Ecoutez donc, Madame, il faut être prodigieusement en garde pour ne pas se livrer entiérement au sentiment que vous faites naître ; & si le desir de vous plaire n’étoit pas retenu par la crainte de n’y pas réussir…

LA BARONNE.

Oui, je vois que votre modestie vous empêche de vous en trouver digne. C’est le défaut ordinaire des hommes : cependant cela n’empêche pas qu’on ne les craigne ; mais je dis beaucoup. (Elle rit.)

LE COMTE.

Ne plaisantez pas, Madame, je vous en supplie ; je vais vous parler absolument du fond de mon cœur.

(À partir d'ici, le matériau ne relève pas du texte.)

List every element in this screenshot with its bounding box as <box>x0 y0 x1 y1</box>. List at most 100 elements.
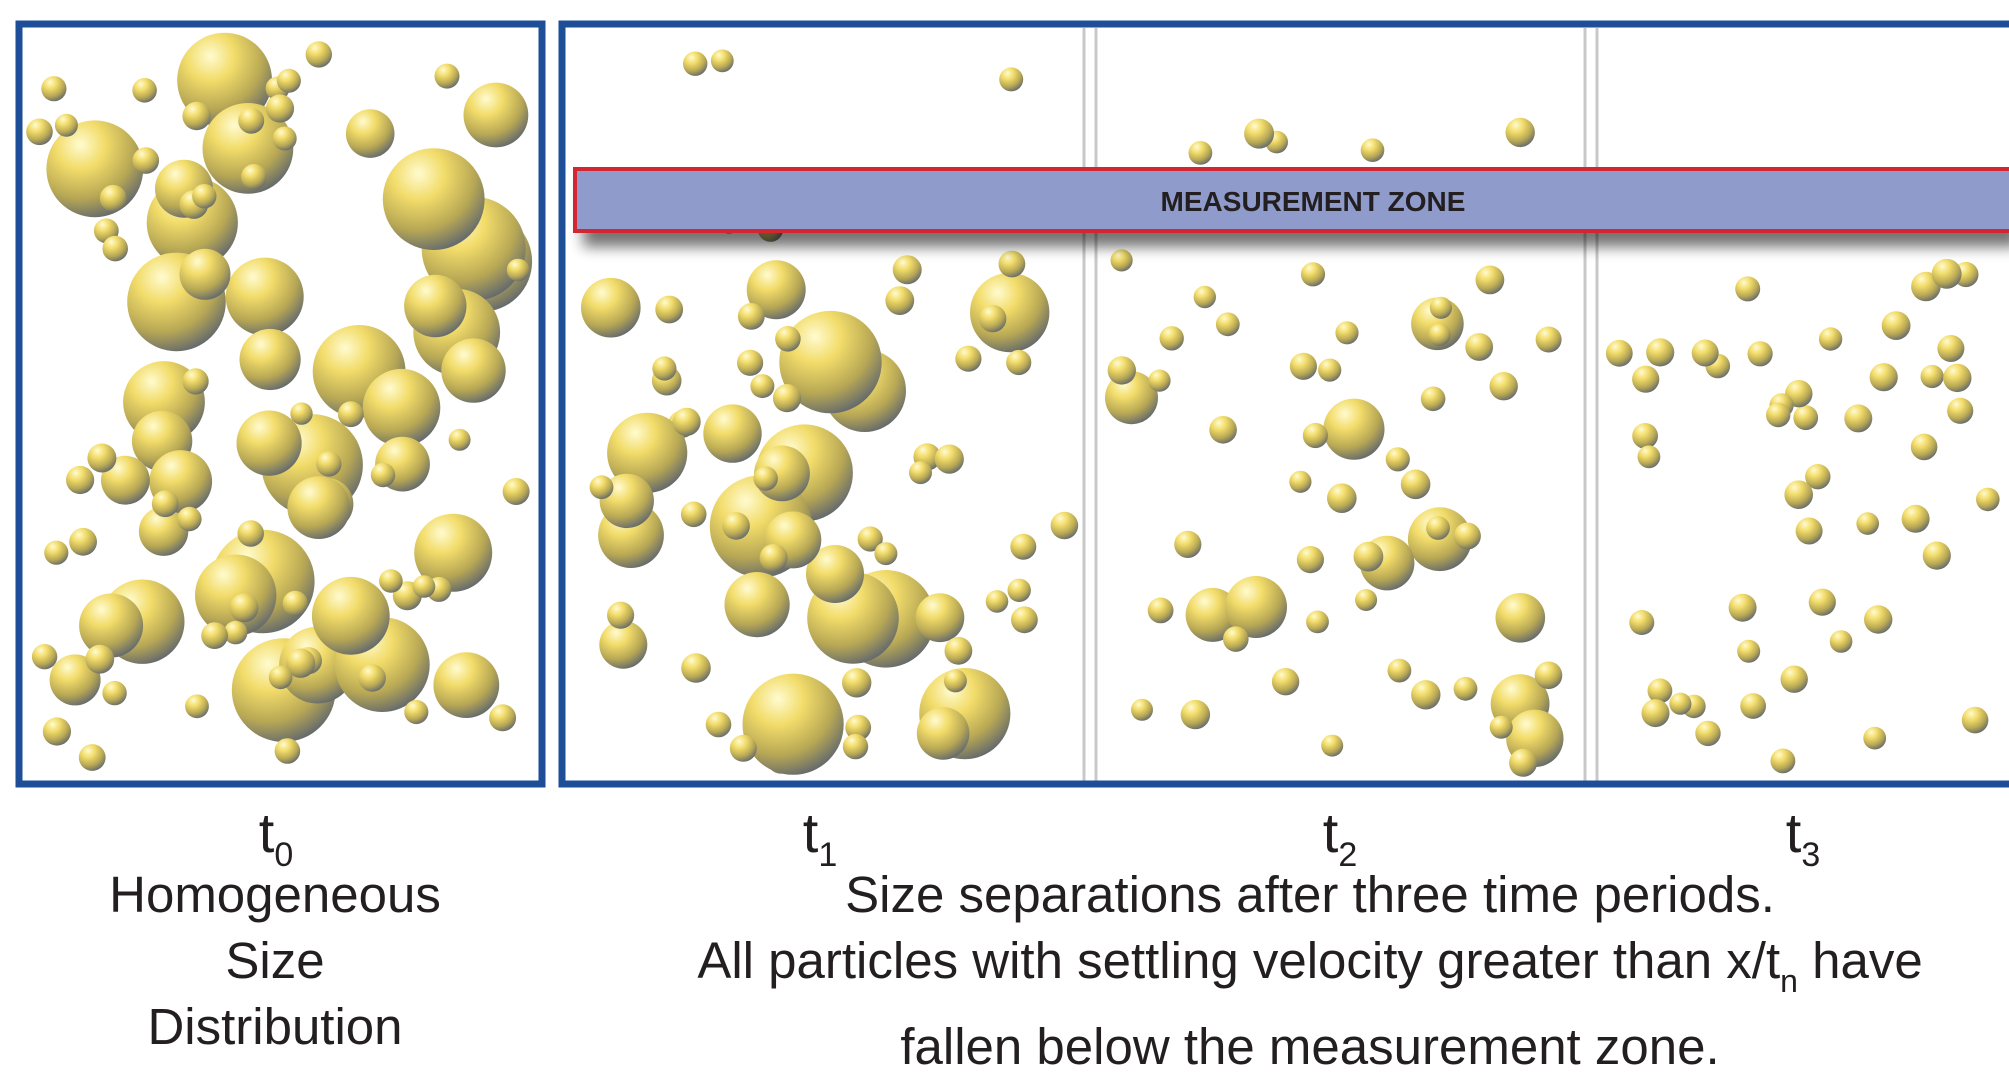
particle <box>1453 522 1481 550</box>
particle <box>874 542 898 566</box>
particle <box>1864 605 1893 634</box>
caption-right-line1: Size separations after three time period… <box>845 866 1775 923</box>
particle <box>433 652 500 718</box>
particle <box>934 444 964 474</box>
particle <box>287 476 351 539</box>
particle <box>1010 533 1037 560</box>
particle <box>1740 693 1766 719</box>
particle <box>1475 265 1505 295</box>
time-label-t3: t3 <box>1785 801 1821 874</box>
particle <box>1534 661 1563 690</box>
particle <box>1509 748 1538 777</box>
particle <box>282 590 308 617</box>
particle <box>192 184 217 209</box>
particle <box>1110 249 1133 272</box>
particle <box>970 272 1050 353</box>
particle <box>1271 668 1300 696</box>
particle <box>1669 692 1692 715</box>
particle <box>772 384 802 413</box>
particle <box>1808 588 1836 616</box>
particle <box>1629 610 1655 635</box>
particle <box>672 407 701 436</box>
particle <box>1881 311 1911 340</box>
particle <box>1174 530 1202 559</box>
particle <box>1411 680 1441 710</box>
particle <box>1006 349 1032 376</box>
particle <box>1780 665 1808 693</box>
particle <box>44 540 69 565</box>
particle <box>722 512 750 540</box>
particle <box>1193 285 1217 309</box>
particle <box>1737 639 1761 663</box>
particle <box>909 461 932 485</box>
particle <box>1209 416 1237 444</box>
particle <box>1148 369 1171 392</box>
particle <box>358 664 386 692</box>
particle <box>151 490 179 518</box>
particle <box>1728 593 1757 622</box>
particle <box>305 41 332 68</box>
particles-t2 <box>1105 117 1564 777</box>
particle <box>1360 138 1385 162</box>
particle <box>1327 483 1357 513</box>
particle <box>1302 422 1328 449</box>
measurement-zone <box>573 167 2009 233</box>
particle <box>1691 339 1719 367</box>
particle <box>759 543 788 572</box>
particle <box>448 428 471 451</box>
particle <box>506 258 530 282</box>
particle <box>1180 699 1211 730</box>
particle <box>362 368 441 447</box>
particle <box>101 455 150 505</box>
frame-settling <box>558 20 2009 788</box>
measurement-zone-label: MEASUREMENT ZONE <box>1161 186 1466 217</box>
particle <box>1321 734 1344 757</box>
particle <box>265 94 295 123</box>
particle <box>681 653 711 683</box>
particle <box>463 82 529 148</box>
particle <box>85 644 115 674</box>
particle <box>1735 276 1761 302</box>
particle <box>138 506 189 556</box>
particle <box>1289 470 1312 493</box>
particle <box>1805 464 1831 490</box>
particle <box>710 49 734 73</box>
particle <box>1011 606 1038 634</box>
particle <box>345 109 395 158</box>
particle <box>290 402 313 425</box>
particle <box>1105 371 1158 425</box>
particle <box>746 260 806 320</box>
panel-dividers <box>1082 28 1599 781</box>
particle <box>1131 698 1153 721</box>
particle <box>185 694 209 719</box>
caption-right-line3: fallen below the measurement zone. <box>900 1018 1720 1075</box>
particle <box>1947 397 1974 424</box>
caption-left: Homogeneous Size Distribution <box>40 862 510 1060</box>
particle <box>737 349 764 376</box>
particle <box>581 277 641 338</box>
particle <box>1429 296 1452 319</box>
particle <box>337 401 364 428</box>
particle <box>599 620 648 669</box>
particle <box>1353 541 1384 572</box>
particle <box>985 590 1009 613</box>
particle <box>845 714 872 741</box>
particle <box>1420 386 1446 412</box>
particle <box>132 147 160 174</box>
particle <box>26 118 53 146</box>
time-label-t2: t2 <box>1322 801 1358 874</box>
particle <box>41 76 67 102</box>
particle <box>236 410 302 476</box>
particle <box>79 593 144 658</box>
particle <box>655 295 684 324</box>
particle <box>412 575 436 598</box>
particle <box>1637 445 1661 469</box>
particle <box>414 513 493 592</box>
particle <box>1829 630 1853 653</box>
particle <box>1385 447 1410 472</box>
particle <box>78 744 106 771</box>
particle <box>182 368 209 395</box>
time-label-t1: t1 <box>802 801 838 874</box>
particle <box>1323 398 1385 460</box>
particle <box>1910 433 1938 461</box>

Ce que je viens de vous dire n’a rien qui doive vous surprendre ; & ce doit être le langage de tous ceux qui vous connoissent ; mais si je pouvois l’emporter sur eux par une préférence qui me lieroit à vous pour toute ma vie, je ne conçois pas qu’il puisse y avoir jamais de bonheur plus grand !

LA BARONNE.

Voilà qui est divin ! Un pouvoir si subit de mes charmes auroit de quoi me tourner la tête, sur-tout étant senti par un homme aussi supérieur que vous, Monsieur. (Elle rit.)